2017 ISAKOS Biennial Congress Paper #210


ACL Reconstruction with a Novel Transtibial Guide System Provides the Benefits of the Anteromedial Portal Technique: A Cadaveric Study

Alexander E. Weber, MD, Los Angeles, CA UNITED STATES
Jonathan Higgins, BS, Chicago UNITED STATES
Jason Hamamoto, MD, Los Angeles UNITED STATES
Lily Bogunovic, MD, Saint Louis UNITED STATES
Kevin J Campbell, MD, Chicago, IL UNITED STATES
Bernard R. Bach, Jr., MD, Chicago, IL UNITED STATES
Brian J. Cole, MD, MBA, Chicago, IL UNITED STATES
Nikhil N. Verma, MD, Chicago, IL UNITED STATES

Midwest Orthopaedics at RUSH, Chicago, IL, UNITED STATES

FDA Status Not Applicable


Application of the novel Pathfinder ACL-R technique may provide the benefits of independent drilling techniques while obviating the risks previously associated with the standard transtibial or anteromedial techniques.
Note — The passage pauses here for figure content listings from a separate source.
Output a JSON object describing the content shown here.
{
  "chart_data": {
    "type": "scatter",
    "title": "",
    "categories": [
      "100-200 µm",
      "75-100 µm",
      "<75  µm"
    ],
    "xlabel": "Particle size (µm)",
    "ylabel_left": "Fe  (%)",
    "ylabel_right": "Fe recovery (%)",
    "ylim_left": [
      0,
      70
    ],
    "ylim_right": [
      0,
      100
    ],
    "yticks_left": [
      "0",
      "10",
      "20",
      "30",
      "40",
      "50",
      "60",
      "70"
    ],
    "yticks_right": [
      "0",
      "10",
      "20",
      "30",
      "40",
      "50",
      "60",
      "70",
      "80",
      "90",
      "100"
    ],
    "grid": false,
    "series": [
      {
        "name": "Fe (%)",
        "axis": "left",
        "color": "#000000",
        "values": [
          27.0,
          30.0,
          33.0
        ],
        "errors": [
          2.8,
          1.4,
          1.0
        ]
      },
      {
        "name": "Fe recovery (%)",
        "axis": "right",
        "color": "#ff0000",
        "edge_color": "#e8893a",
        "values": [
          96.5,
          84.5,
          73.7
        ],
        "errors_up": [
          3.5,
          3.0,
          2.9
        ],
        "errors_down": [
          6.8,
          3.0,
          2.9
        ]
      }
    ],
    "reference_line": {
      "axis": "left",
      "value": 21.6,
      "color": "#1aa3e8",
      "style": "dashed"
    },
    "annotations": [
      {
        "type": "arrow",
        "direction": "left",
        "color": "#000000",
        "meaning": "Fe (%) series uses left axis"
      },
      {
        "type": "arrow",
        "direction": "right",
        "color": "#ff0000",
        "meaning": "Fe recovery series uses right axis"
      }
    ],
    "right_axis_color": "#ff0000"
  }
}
Objectives: Transtibial (TT) anterior cruciate ligament reconstruction (ACL-R) has come under increasing scrutiny due concerns over non-anatomic placement of the femoral tunnel. Modifications to the originally described TT ACL-R technique have attempted to obviate the restrictions of dependent drilling of the femoral tunnel; however, despite these modifications the TT technique has increasingly been replaced with independent drilling techniques such as the anteromedial (AM) portal approach. No study has compared the novel hybrid technique guide system (Pathfinder) to the AM technique. The purpose of this study was to compare the femoral tunnel area, length, and percentage of native femoral ACL footprint covered between the Pathfinder technique and the AM technique.
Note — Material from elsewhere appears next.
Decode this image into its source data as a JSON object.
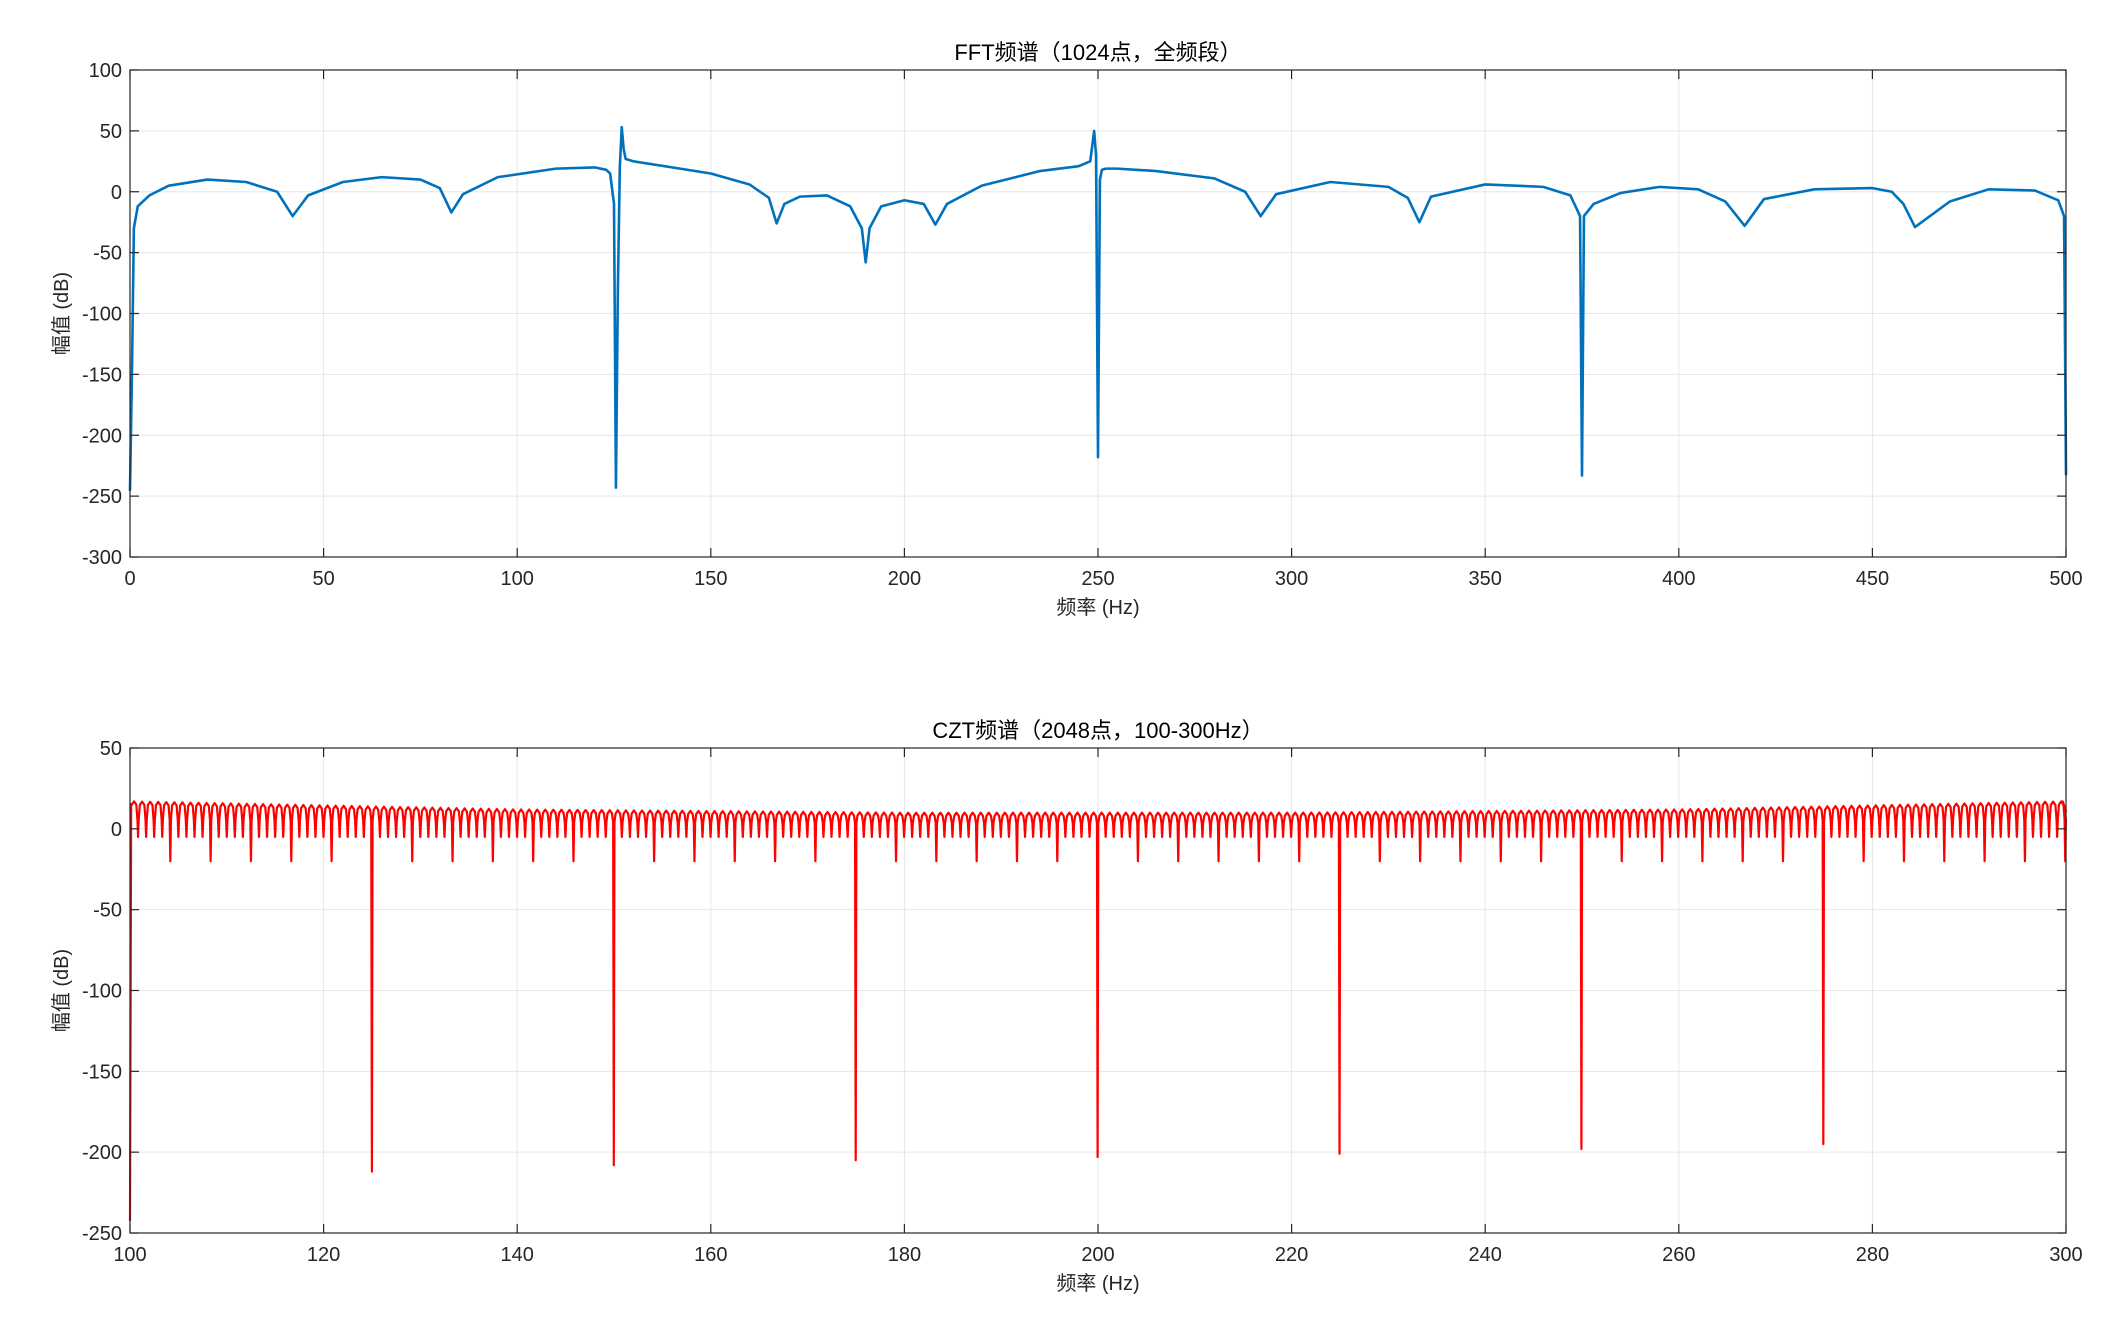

Seven matched pairs of cadaver knees with no prior history of knee surgery were used for this study. Each matched pair had one knee randomly assigned to the Pathfinder technique and the corresponding knee assigned to the AM technique. Each cadaveric knee had the extensor mechanism removed and was loaded into a custom-designed clamp with the cruciates, collaterals, and posterior capsule intact. Each knee was rigidly fixed in the flexion angle used for ACL-R (90° Pathfinder vs.120° AM) and the native ACL was removed. The ACL femoral footprint was digitized and the area calculated with the MicroScribe. Next, 10 mm tibial and femoral tunnels were drilled in accordance with each technique. The femoral tunnel area and length were digitized with the MicroScribe. The center of the native femoral footprint, femoral tunnel center, and percentage overlap of tunnel and footprint were calculated for each specimen using three-dimensional data acquisition software (Rhinoceros v5.0).
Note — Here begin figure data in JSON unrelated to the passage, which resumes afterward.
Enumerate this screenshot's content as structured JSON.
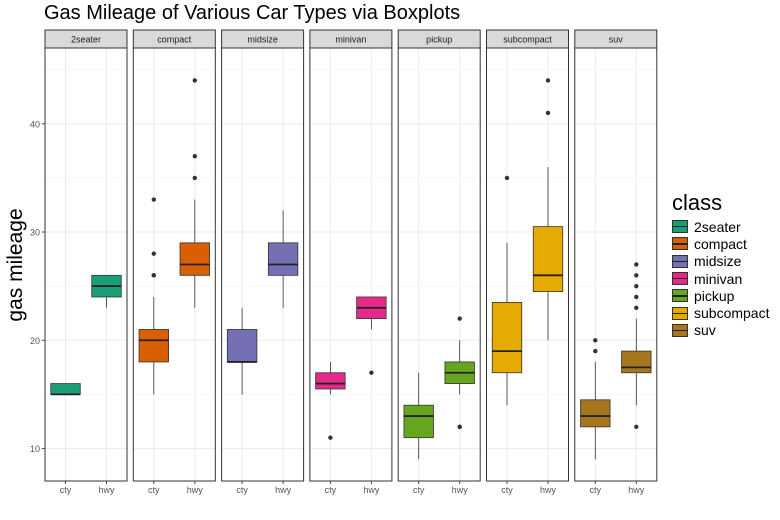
{
  "chart_data": {
    "type": "boxplot",
    "title": "Gas Mileage of Various Car Types via Boxplots",
    "ylabel": "gas mileage",
    "xlabel": "",
    "ylim": [
      7,
      47
    ],
    "yticks": [
      10,
      20,
      30,
      40
    ],
    "x_categories": [
      "cty",
      "hwy"
    ],
    "grid": true,
    "legend_title": "class",
    "legend_position": "right",
    "facets": [
      {
        "name": "2seater",
        "color": "#1b9e77",
        "boxes": {
          "cty": {
            "min": 15,
            "q1": 15,
            "median": 15,
            "q3": 16,
            "max": 16,
            "outliers": []
          },
          "hwy": {
            "min": 23,
            "q1": 24,
            "median": 25,
            "q3": 26,
            "max": 26,
            "outliers": []
          }
        }
      },
      {
        "name": "compact",
        "color": "#d95f02",
        "boxes": {
          "cty": {
            "min": 15,
            "q1": 18,
            "median": 20,
            "q3": 21,
            "max": 24,
            "outliers": [
              26,
              26,
              28,
              33
            ]
          },
          "hwy": {
            "min": 23,
            "q1": 26,
            "median": 27,
            "q3": 29,
            "max": 33,
            "outliers": [
              35,
              37,
              44
            ]
          }
        }
      },
      {
        "name": "midsize",
        "color": "#7570b3",
        "boxes": {
          "cty": {
            "min": 15,
            "q1": 18,
            "median": 18,
            "q3": 21,
            "max": 23,
            "outliers": []
          },
          "hwy": {
            "min": 23,
            "q1": 26,
            "median": 27,
            "q3": 29,
            "max": 32,
            "outliers": []
          }
        }
      },
      {
        "name": "minivan",
        "color": "#e7298a",
        "boxes": {
          "cty": {
            "min": 15,
            "q1": 15.5,
            "median": 16,
            "q3": 17,
            "max": 18,
            "outliers": [
              11
            ]
          },
          "hwy": {
            "min": 21,
            "q1": 22,
            "median": 23,
            "q3": 24,
            "max": 24,
            "outliers": [
              17
            ]
          }
        }
      },
      {
        "name": "pickup",
        "color": "#66a61e",
        "boxes": {
          "cty": {
            "min": 9,
            "q1": 11,
            "median": 13,
            "q3": 14,
            "max": 17,
            "outliers": []
          },
          "hwy": {
            "min": 15,
            "q1": 16,
            "median": 17,
            "q3": 18,
            "max": 20,
            "outliers": [
              12,
              12,
              22
            ]
          }
        }
      },
      {
        "name": "subcompact",
        "color": "#e6ab02",
        "boxes": {
          "cty": {
            "min": 14,
            "q1": 17,
            "median": 19,
            "q3": 23.5,
            "max": 29,
            "outliers": [
              35
            ]
          },
          "hwy": {
            "min": 20,
            "q1": 24.5,
            "median": 26,
            "q3": 30.5,
            "max": 36,
            "outliers": [
              41,
              44
            ]
          }
        }
      },
      {
        "name": "suv",
        "color": "#a6761d",
        "boxes": {
          "cty": {
            "min": 9,
            "q1": 12,
            "median": 13,
            "q3": 14.5,
            "max": 18,
            "outliers": [
              19,
              20
            ]
          },
          "hwy": {
            "min": 14,
            "q1": 17,
            "median": 17.5,
            "q3": 19,
            "max": 22,
            "outliers": [
              12,
              23,
              24,
              25,
              26,
              27
            ]
          }
        }
      }
    ]
  }
}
The average native ACL femoral footprint area was 109.5 ± 11.5 mm2, with no difference in average area between knees assigned to Pathfinder or AM techniques (112.8 ± 11.3 mm2 vs. 106.1 ± 11.6 mm2, p = 0.29). There was no difference in average femoral tunnel area between Pathfinder and AM techniques (98.5 ± 11.8 mm2 vs. 96.5 ± 7.8 mm2, p = 0.72). The Pathfinder technique generated significantly longer femoral tunnels (46.0 ± 2.3 mm vs. 39.9 ± 5.2 mm, p = 0.02). The center of the femoral tunnel was closer to the center of the native ACL footprint for the AM technique as compared to the Pathfinder technique (1.3 ± 0.5 mm vs. 2.23 ± 0.7 mm, p = 0.01); however, the percentage of the native ACL footprint covered by the femoral tunnel was not significantly different between the techniques (Pathfinder 73.4 ± 10.2% vs. AM 81.7 ± 11.5%, p = 0.18). Furthermore, there was no significant difference between the two techniques as far as percentage of femoral tunnel outside native ACL footprint (Pathfinder 15.9 ± 10.8% vs. AM 10.7 ± 9.0%, p = 0.35). There were no back wall breaches with either technique.


The novel Pathfinder hybrid guide system creates femoral tunnels of comparable area and native ACL footprint overlap as compared to the AM technique. In addition, the Pathfinder technique created significantly longer femoral tunnels. Application of the Pathfinder ACL-R technique may provide the benefits of independent drilling techniques while obviating the risks previously associated with the standard TT technique.